Resumo

  • O volume de vendas do comércio varejista ampliado do Distrito Federal apresentou queda de -18,7% em março de 2020 em relação a fevereiro, na série dessazonalizada. No Brasil, a variação foi de -13,7%.
  • No índice acumulado em 12 meses, o resultado do Distrito Federal ainda é positivo, com alta de 3,0%. Já o Brasil aponta alta de 3,3% no indicador.
  • As atividades de Hipermercados, supermercados, produtos alimentícios, bebidas e fumo e de Artigos farmacêuticos foram as únicas a apresentar alta no mês, segurando uma contração maior do indicador.

Variação no mês

O volume de vendas do comércio varejista ampliado do Distrito Federal apresentou queda de -18,7% em março de 2020, quando comparado com mês anterior e descontada a sazonalidade do período. O resultado é consequência da paralisação de diversas atividades econômicas no início do mês como forma de combate à propagação do novo coronavírus, levando a uma queda de -11,3% no indicador em relação ao mesmo mês do ano anterior. Assim, o Distrito Federal acumula, no primeiro trimestre de 2020, queda de -1,3% no seu volume de vendas do comércio varejista ampliado.

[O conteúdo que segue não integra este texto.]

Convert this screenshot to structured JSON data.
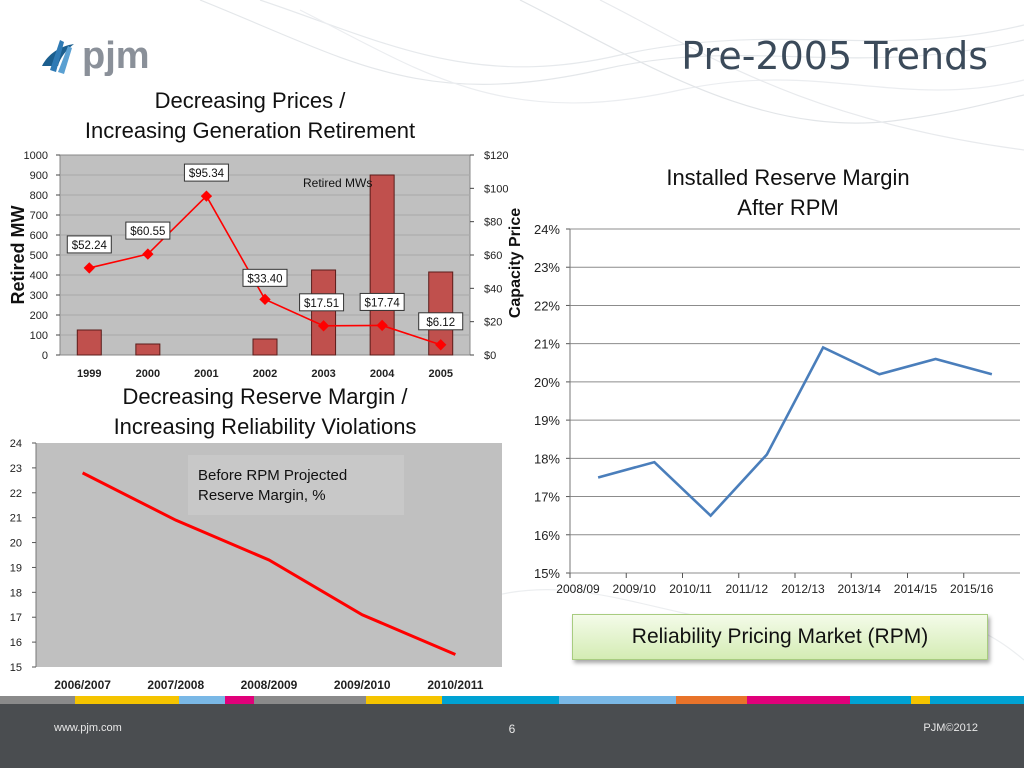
{
  "brand": {
    "logo_text": "pjm"
  },
  "slide": {
    "title": "Pre-2005 Trends"
  },
  "footer": {
    "url": "www.pjm.com",
    "page": "6",
    "copyright": "PJM©2012"
  },
  "rpm_box": {
    "label": "Reliability Pricing Market (RPM)"
  },
  "colors": {
    "bar": "#c0504d",
    "price_line": "#ff0000",
    "reserve_line": "#ff0000",
    "rpm_line": "#4a7ebb",
    "plot_bg": "#c0c0c0",
    "footer_bg": "#4a4d50",
    "stripe": [
      "#8a8a8a",
      "#f5c400",
      "#7ab8e6",
      "#e0007a",
      "#8a8a8a",
      "#f5c400",
      "#00a2d3",
      "#7ab8e6",
      "#7ab8e6",
      "#e8732a",
      "#e0007a",
      "#00a2d3",
      "#f5c400",
      "#00a2d3"
    ]
  },
  "chart_data": [
    {
      "type": "bar",
      "title_lines": [
        "Decreasing Prices /",
        "Increasing Generation Retirement"
      ],
      "categories": [
        "1999",
        "2000",
        "2001",
        "2002",
        "2003",
        "2004",
        "2005"
      ],
      "ylabel": "Retired MW",
      "y2label": "Capacity Price",
      "ylim": [
        0,
        1000
      ],
      "y2lim": [
        0,
        120
      ],
      "yticks": [
        "0",
        "100",
        "200",
        "300",
        "400",
        "500",
        "600",
        "700",
        "800",
        "900",
        "1000"
      ],
      "y2ticks": [
        "$0",
        "$20",
        "$40",
        "$60",
        "$80",
        "$100",
        "$120"
      ],
      "grid": true,
      "legend": "top",
      "series": [
        {
          "name": "Retired MWs",
          "type": "bar",
          "axis": "left",
          "values": [
            125,
            55,
            0,
            80,
            425,
            900,
            415
          ]
        },
        {
          "name": "",
          "type": "line",
          "axis": "right",
          "values": [
            52.24,
            60.55,
            95.34,
            33.4,
            17.51,
            17.74,
            6.12
          ],
          "labels": [
            "$52.24",
            "$60.55",
            "$95.34",
            "$33.40",
            "$17.51",
            "$17.74",
            "$6.12"
          ]
        }
      ]
    },
    {
      "type": "line",
      "title_lines": [
        "Decreasing Reserve Margin /",
        "Increasing Reliability Violations"
      ],
      "categories": [
        "2006/2007",
        "2007/2008",
        "2008/2009",
        "2009/2010",
        "2010/2011"
      ],
      "ylim": [
        15,
        24
      ],
      "yticks": [
        "15",
        "16",
        "17",
        "18",
        "19",
        "20",
        "21",
        "22",
        "23",
        "24"
      ],
      "grid": false,
      "legend": "inside-top",
      "series": [
        {
          "name": "Before RPM Projected Reserve Margin, %",
          "legend_lines": [
            "Before RPM Projected",
            "Reserve Margin, %"
          ],
          "values": [
            22.8,
            20.9,
            19.3,
            17.1,
            15.5
          ]
        }
      ]
    },
    {
      "type": "line",
      "title_lines": [
        "Installed Reserve Margin",
        "After RPM"
      ],
      "categories": [
        "2008/09",
        "2009/10",
        "2010/11",
        "2011/12",
        "2012/13",
        "2013/14",
        "2014/15",
        "2015/16"
      ],
      "ylim": [
        15,
        24
      ],
      "yticks": [
        "15%",
        "16%",
        "17%",
        "18%",
        "19%",
        "20%",
        "21%",
        "22%",
        "23%",
        "24%"
      ],
      "grid": true,
      "series": [
        {
          "name": "",
          "values": [
            17.5,
            17.9,
            16.5,
            18.1,
            20.9,
            20.2,
            20.6,
            20.2
          ]
        }
      ]
    }
  ]
}
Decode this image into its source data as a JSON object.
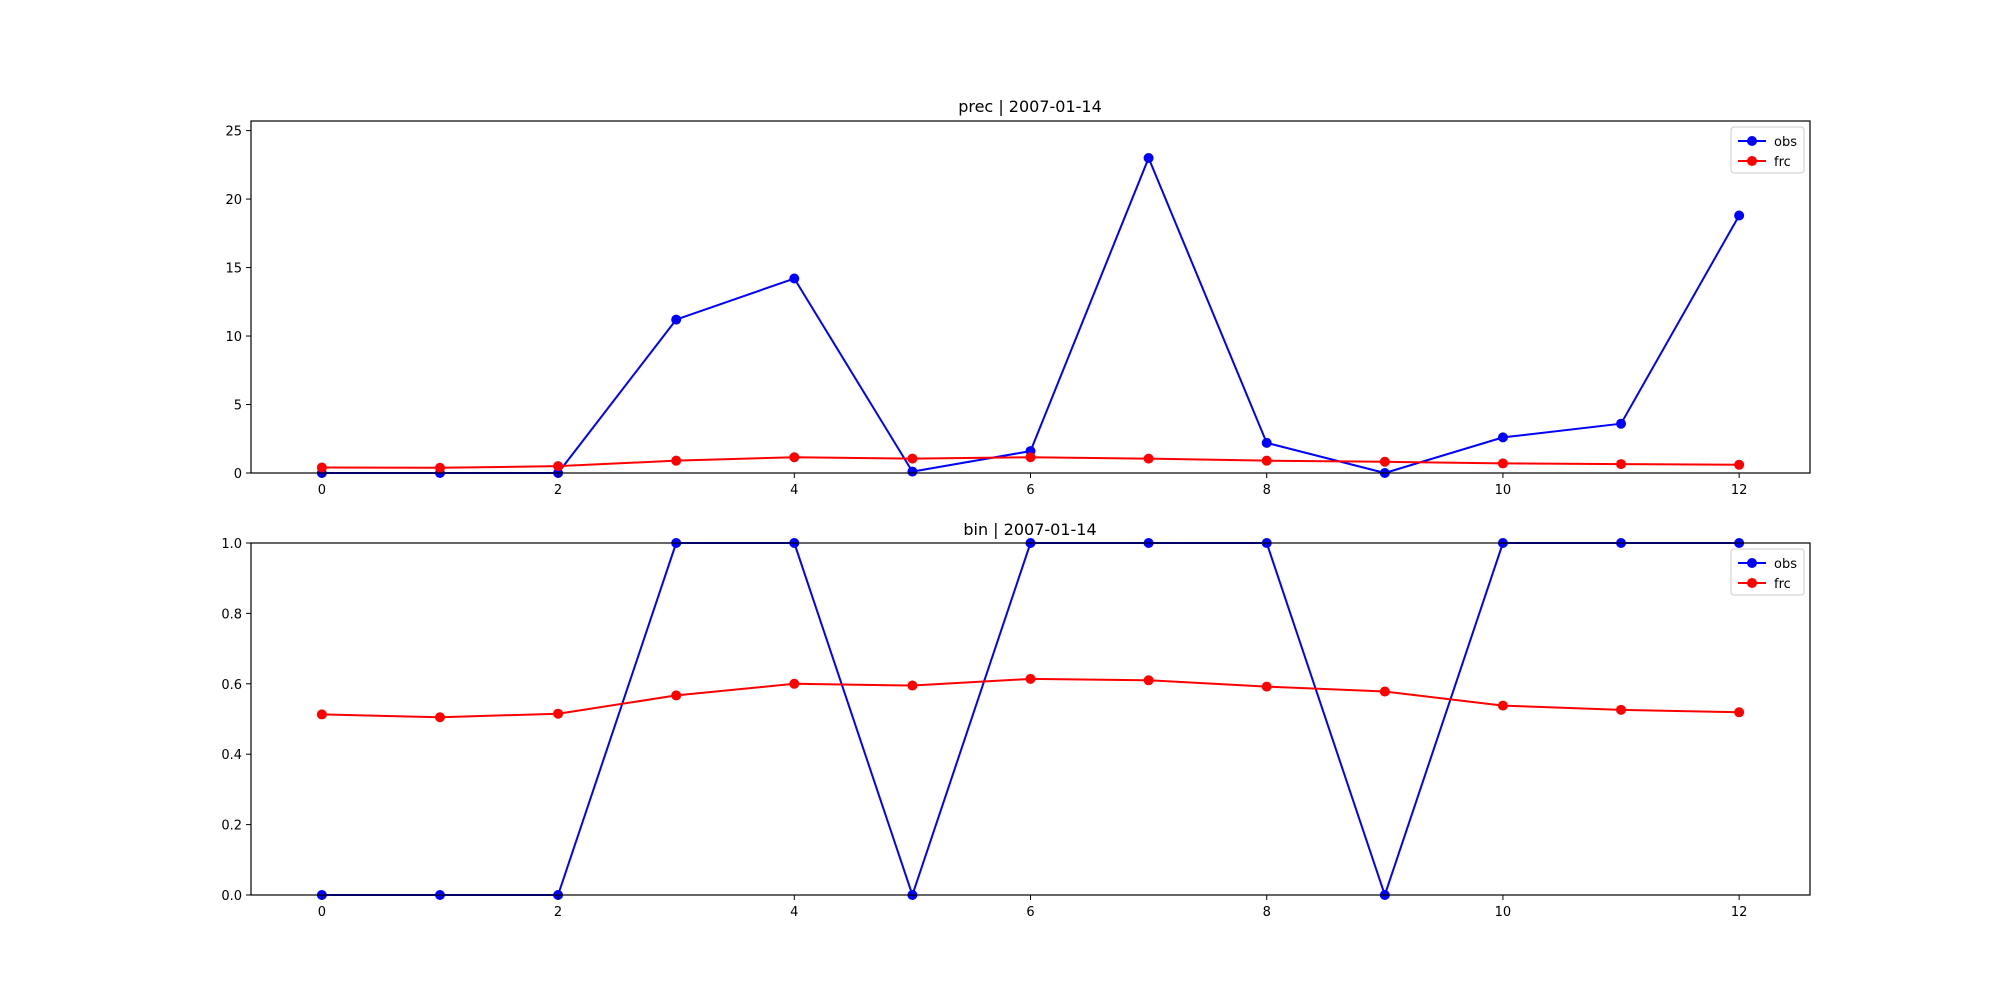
{
  "chart_data": [
    {
      "type": "line",
      "title": "prec | 2007-01-14",
      "xlabel": "",
      "ylabel": "",
      "x": [
        0,
        1,
        2,
        3,
        4,
        5,
        6,
        7,
        8,
        9,
        10,
        11,
        12
      ],
      "xlim": [
        -0.6,
        12.6
      ],
      "ylim": [
        0,
        25.7
      ],
      "xticks": [
        0,
        2,
        4,
        6,
        8,
        10,
        12
      ],
      "yticks": [
        0,
        5,
        10,
        15,
        20,
        25
      ],
      "ytick_decimals": 0,
      "grid": false,
      "legend": "top-right",
      "series": [
        {
          "name": "obs",
          "color": "#0000ff",
          "marker": "circle",
          "values": [
            0.0,
            0.0,
            0.0,
            11.2,
            14.2,
            0.1,
            1.6,
            23.0,
            2.2,
            0.0,
            2.6,
            3.6,
            18.8
          ]
        },
        {
          "name": "frc",
          "color": "#ff0000",
          "marker": "circle",
          "values": [
            0.4,
            0.38,
            0.5,
            0.9,
            1.15,
            1.05,
            1.15,
            1.05,
            0.9,
            0.82,
            0.7,
            0.65,
            0.6
          ]
        }
      ]
    },
    {
      "type": "line",
      "title": "bin | 2007-01-14",
      "xlabel": "",
      "ylabel": "",
      "x": [
        0,
        1,
        2,
        3,
        4,
        5,
        6,
        7,
        8,
        9,
        10,
        11,
        12
      ],
      "xlim": [
        -0.6,
        12.6
      ],
      "ylim": [
        0,
        1.0
      ],
      "xticks": [
        0,
        2,
        4,
        6,
        8,
        10,
        12
      ],
      "yticks": [
        0.0,
        0.2,
        0.4,
        0.6,
        0.8,
        1.0
      ],
      "ytick_decimals": 1,
      "grid": false,
      "legend": "top-right",
      "series": [
        {
          "name": "obs",
          "color": "#0000ff",
          "marker": "circle",
          "values": [
            0,
            0,
            0,
            1,
            1,
            0,
            1,
            1,
            1,
            0,
            1,
            1,
            1
          ]
        },
        {
          "name": "frc",
          "color": "#ff0000",
          "marker": "circle",
          "values": [
            0.513,
            0.505,
            0.515,
            0.567,
            0.6,
            0.595,
            0.614,
            0.61,
            0.592,
            0.578,
            0.538,
            0.526,
            0.519
          ]
        }
      ]
    }
  ]
}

Uma análise do cenário nacional permite perceber que os efeitos das restrições econômicas impactaram também as vendas dos estados, levando a uma variação em março de -13,7% em relação a fevereiro, no indicador dessazonalizado, do volume de vendas do comércio varejista ampliado brasileiro.

Desempenho em 12 meses

No indicador acumulado em 12 meses, o Distrito Federal ainda apresenta variação positiva no seu volume de vendas, com alta de 3,0%. Esse resultado é consequência de variações mensais (em relação aos mesmos meses do ano anterior) positivas apresentadas pela capital do país desde abril de 2019, sustentando um resultado positivo em março apesar da contração apresentada no mês. O resultado para o Brasil foi semelhante, com alta de 3,3%.

Atividades comerciais

A análise das vendas de março por atividade explica o índice geral negativo. Das 10 atividades pesquisadas pelo IBGE, apenas duas apresentaram variação positiva em março em relação ao mesmo mês do ano anterior: Hipermercados, supermercados, produtos alimentícios, bebidas e fumo (14,3%) e Artigos farmacêuticos, médicos, ortopédicos, de perfumaria e cosméticos (21,8%). Os resultados expressivos nesses dois setores refletem a maior demanda por bens alimentícios e medicamentos face à realidade imposta pelo novo coronavírus e pelo fato de serem atividades que não foram suspensas por serem consideradas essenciais.


A Pesquisa Mensal de Comércio é realizada pelo IBGE e busca analisar o desempenho conjuntural do comércio varejista. O comércio varejista ampliado agrega ao grupamento do varejo propriamente dito o comércio de Veículos e motos, partes e peças e de Material de construção. Todos os dados apresentados têm como fonte o IBGE.